I have come up with counterexamples to multiple proposals that involve the program predicting the future (e.g. here and here).

I find the first example here really interesting because I think it demonstrates a difference between two different sorts of future-prediction / angelic choice (and also think that it's effectively the same situation as the sequence-lock situation being discussed in this thread).

From my point of view, the reordering of the let b and let x lines in the the first example is allowed even with angelic choice being used , and the reason is that the sequence of events is as follows:

  • x is created from a pointer using exposed provenance. For the time being, the provenance is opaque, in the sense that the compiler's behaviour does not depend on it.
  • b is chosen non-deterministically.
  • Depending on the value of b, x is offset. Its provenance is still opaque (but the same as what it was previously).
  • x is dereferenced. At this point, we determine what its provenance must have been, on the basis of which address is being accessed. It is considered to have had that provenance all along (e.g. trying to access a different allocation through a copy of x would be undefined behavior).

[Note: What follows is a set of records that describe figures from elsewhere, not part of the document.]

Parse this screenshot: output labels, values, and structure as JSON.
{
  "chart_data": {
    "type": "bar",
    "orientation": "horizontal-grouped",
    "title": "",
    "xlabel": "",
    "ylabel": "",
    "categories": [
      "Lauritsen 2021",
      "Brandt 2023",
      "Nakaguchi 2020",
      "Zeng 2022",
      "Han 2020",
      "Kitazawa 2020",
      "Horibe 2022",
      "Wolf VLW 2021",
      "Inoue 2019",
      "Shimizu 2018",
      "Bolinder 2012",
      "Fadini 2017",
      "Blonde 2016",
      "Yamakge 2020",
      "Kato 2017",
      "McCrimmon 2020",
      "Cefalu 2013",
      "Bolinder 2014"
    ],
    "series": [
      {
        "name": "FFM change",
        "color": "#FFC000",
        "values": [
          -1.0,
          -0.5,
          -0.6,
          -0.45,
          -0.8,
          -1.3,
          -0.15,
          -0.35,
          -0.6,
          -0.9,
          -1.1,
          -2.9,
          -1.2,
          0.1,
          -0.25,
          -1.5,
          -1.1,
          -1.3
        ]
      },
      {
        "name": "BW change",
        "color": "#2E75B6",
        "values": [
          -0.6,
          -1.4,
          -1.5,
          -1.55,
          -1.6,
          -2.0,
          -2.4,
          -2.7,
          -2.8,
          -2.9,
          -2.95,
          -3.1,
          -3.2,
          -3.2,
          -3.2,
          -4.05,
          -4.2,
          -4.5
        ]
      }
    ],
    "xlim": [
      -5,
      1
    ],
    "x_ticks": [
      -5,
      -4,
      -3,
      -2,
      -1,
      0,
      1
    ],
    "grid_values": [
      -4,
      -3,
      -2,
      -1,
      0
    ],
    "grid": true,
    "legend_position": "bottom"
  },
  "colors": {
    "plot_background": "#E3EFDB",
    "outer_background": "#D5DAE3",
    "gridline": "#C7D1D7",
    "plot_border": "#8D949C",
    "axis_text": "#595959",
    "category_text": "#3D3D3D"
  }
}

Or in other words, I don't see the angelic choices as being made immediately. Rather, I think that sort of choice works like variables in Prolog: initially nothing is known about them, as they are used it places more constraints on what they are, if the constraints can't be fulfilled simultaneously you get a failure (in Prolog) or undefined behavior (in Rust semantics). For people who haven't seen Prolog before, it lets you write this sort of program:

A = B,
write(B),
A = 2,
write(B).

and get an output saying that B's value is unknown from the first write, and an output saying that B is 2 from the second write. (The program is evaluated in order from start to end, and yet learning more about A nonetheless lets us know more about what B is/was, without any futher information being given about B directly.)

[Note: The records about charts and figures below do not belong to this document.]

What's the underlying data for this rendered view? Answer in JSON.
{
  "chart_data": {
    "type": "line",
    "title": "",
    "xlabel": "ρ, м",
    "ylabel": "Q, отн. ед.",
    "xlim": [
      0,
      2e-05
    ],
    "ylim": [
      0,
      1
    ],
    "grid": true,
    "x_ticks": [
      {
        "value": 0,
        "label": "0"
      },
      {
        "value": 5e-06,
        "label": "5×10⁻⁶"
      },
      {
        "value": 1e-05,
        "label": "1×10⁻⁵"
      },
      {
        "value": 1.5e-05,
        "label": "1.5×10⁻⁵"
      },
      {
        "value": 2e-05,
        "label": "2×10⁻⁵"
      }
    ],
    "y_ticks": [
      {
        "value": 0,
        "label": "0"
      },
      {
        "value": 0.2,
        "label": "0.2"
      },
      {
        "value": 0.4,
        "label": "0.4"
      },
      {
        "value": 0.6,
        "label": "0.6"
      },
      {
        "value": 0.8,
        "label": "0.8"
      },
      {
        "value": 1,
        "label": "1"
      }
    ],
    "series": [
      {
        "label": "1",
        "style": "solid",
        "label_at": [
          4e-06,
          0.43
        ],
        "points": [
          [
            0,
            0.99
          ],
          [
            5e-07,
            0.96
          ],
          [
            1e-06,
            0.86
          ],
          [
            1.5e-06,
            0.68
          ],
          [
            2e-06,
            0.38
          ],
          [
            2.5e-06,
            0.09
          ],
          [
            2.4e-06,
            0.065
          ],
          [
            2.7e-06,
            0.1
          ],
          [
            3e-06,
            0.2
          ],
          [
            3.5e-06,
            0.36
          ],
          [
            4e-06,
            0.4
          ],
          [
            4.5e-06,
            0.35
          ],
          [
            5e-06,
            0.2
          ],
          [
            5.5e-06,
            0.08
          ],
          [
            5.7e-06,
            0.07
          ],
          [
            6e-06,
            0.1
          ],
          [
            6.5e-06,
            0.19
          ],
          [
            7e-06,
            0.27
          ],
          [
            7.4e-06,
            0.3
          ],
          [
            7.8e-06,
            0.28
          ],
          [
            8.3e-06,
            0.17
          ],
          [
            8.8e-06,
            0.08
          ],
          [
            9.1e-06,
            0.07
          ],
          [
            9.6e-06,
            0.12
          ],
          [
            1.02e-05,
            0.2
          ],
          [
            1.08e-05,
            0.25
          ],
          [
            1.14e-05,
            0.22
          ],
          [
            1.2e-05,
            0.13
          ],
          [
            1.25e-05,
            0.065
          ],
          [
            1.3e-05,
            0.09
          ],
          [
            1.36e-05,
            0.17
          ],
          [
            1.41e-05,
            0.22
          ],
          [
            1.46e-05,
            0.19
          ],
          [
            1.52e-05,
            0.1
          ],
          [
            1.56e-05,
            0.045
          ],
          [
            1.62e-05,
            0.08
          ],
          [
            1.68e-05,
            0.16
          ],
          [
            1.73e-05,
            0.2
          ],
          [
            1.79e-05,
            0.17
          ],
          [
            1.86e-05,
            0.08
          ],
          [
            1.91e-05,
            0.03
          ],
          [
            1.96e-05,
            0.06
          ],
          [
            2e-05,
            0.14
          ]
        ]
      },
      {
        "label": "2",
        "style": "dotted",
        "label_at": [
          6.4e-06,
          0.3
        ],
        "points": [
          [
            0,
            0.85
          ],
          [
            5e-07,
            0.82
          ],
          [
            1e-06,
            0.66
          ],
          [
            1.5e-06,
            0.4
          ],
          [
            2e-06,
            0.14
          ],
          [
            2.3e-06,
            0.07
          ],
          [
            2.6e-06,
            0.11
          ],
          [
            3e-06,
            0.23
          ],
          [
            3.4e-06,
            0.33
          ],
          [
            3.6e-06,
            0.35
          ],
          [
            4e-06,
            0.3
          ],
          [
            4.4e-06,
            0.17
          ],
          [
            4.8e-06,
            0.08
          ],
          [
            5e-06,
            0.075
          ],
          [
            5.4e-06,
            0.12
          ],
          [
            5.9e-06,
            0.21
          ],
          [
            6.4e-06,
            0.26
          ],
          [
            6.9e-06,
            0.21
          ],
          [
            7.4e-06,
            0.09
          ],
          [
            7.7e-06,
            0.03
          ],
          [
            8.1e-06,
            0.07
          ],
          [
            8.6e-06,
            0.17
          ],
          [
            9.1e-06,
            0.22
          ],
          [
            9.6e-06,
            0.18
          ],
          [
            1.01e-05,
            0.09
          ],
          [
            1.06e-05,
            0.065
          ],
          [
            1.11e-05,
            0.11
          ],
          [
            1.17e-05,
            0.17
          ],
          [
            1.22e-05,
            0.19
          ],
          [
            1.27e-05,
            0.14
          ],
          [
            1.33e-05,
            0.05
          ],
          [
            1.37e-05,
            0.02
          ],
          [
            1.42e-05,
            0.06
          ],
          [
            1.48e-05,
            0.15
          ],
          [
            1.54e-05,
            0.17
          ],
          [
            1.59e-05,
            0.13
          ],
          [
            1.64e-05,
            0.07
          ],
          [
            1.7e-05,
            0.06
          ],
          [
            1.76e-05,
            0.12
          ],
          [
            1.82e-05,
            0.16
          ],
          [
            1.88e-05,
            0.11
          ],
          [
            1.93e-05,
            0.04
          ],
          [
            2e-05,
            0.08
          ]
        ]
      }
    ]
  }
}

The basic idea is that just as a Prolog implementation can't make assumptions about the value of B until it sees some evidence about what the value is, a Rust compiler can't make assumptions about what provenance is obtained from from_exposed_provenance until it sees the pointer being dereferenced in a way that puts constraints on the provenance, or about whether or not an inline-assembly block actually read memory until it can prove that the read would have been a race.

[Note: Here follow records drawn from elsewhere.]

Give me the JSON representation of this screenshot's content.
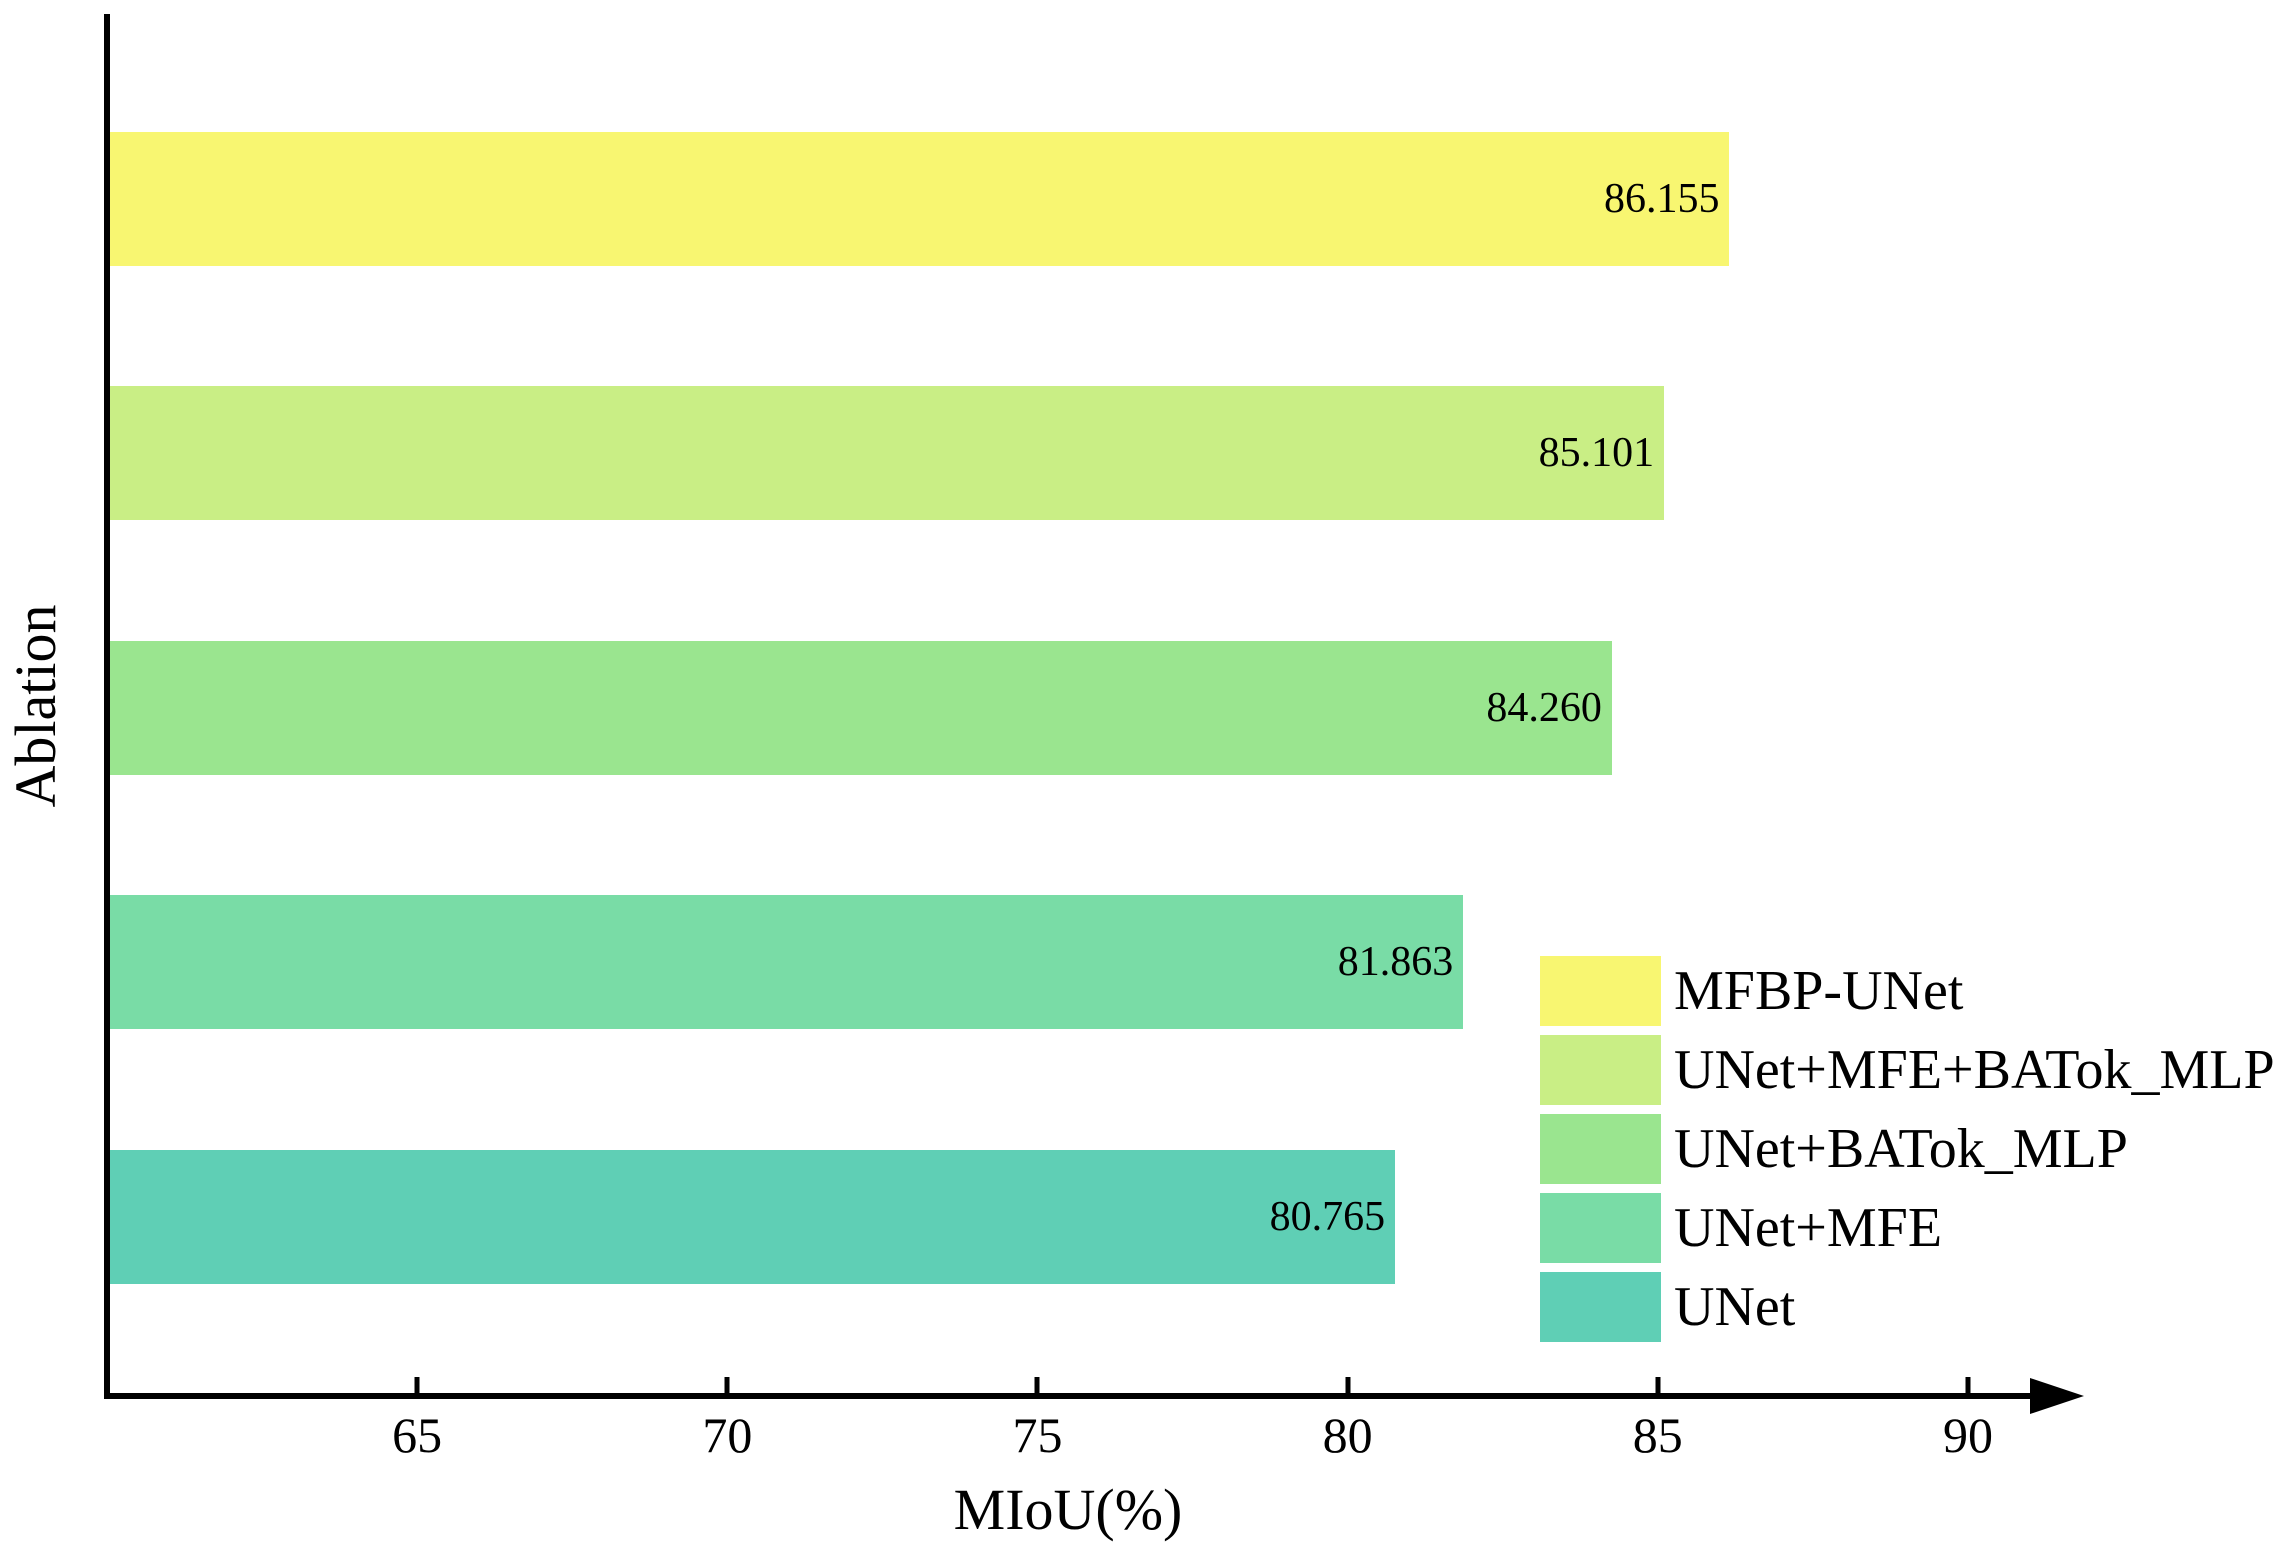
{
  "accent_colors": {
    "axis": "#000000",
    "text": "#000000",
    "background": "#ffffff"
  },
  "chart_data": {
    "type": "bar",
    "orientation": "horizontal",
    "title": "",
    "xlabel": "MIoU(%)",
    "ylabel": "Ablation",
    "xlim": [
      60,
      91
    ],
    "xticks": [
      "65",
      "70",
      "75",
      "80",
      "85",
      "90"
    ],
    "xtick_values": [
      65,
      70,
      75,
      80,
      85,
      90
    ],
    "grid": false,
    "categories": [
      "MFBP-UNet",
      "UNet+MFE+BATok_MLP",
      "UNet+BATok_MLP",
      "UNet+MFE",
      "UNet"
    ],
    "values": [
      86.155,
      85.101,
      84.26,
      81.863,
      80.765
    ],
    "value_labels": [
      "86.155",
      "85.101",
      "84.260",
      "81.863",
      "80.765"
    ],
    "colors": [
      "#F8F671",
      "#C9EE85",
      "#9AE58F",
      "#79DCA6",
      "#5FCFB5"
    ],
    "legend": {
      "position": "lower right",
      "frame": false,
      "entries": [
        "MFBP-UNet",
        "UNet+MFE+BATok_MLP",
        "UNet+BATok_MLP",
        "UNet+MFE",
        "UNet"
      ]
    }
  }
}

I think that this is conceptually the sort of reasoning that people want to apply to both the seqlock case (where we determine whether or not we have read from the memory, depending on whether we subsequently treat the resulting value as initialised or not) and the exposed-provenance case (where we determine which provenance the pointer had, based on which addresses it is subsequently used to access). That said, I am not convinced that this sort of reasoning is, in the abstract, always correct – based on my previous attempts to prove seqlocks correct, I suspect that it's almost right, but that merely using this Prolog-style reasoning isn't automatically enough to prove the code sound, there may be other constraints too which haven't been formalised yet.

Or in other words, this sort of argument from opaqueness is probably the most natural approach to solve this sort of problem (as opposed to doing things like changing the memory model, which is easier to prove correct), and many people seem to intuitively feel that it is obviously correct, but more effort will be needed to determine whether it actually does work, and to formally prove why. (There's an attractive informal argument why it works – while the angelically-determined information is opaque and so the compiler has no evidence to constrain it, it can't make optimisations that depend on its properties – but this argument is hard to formalize properly.)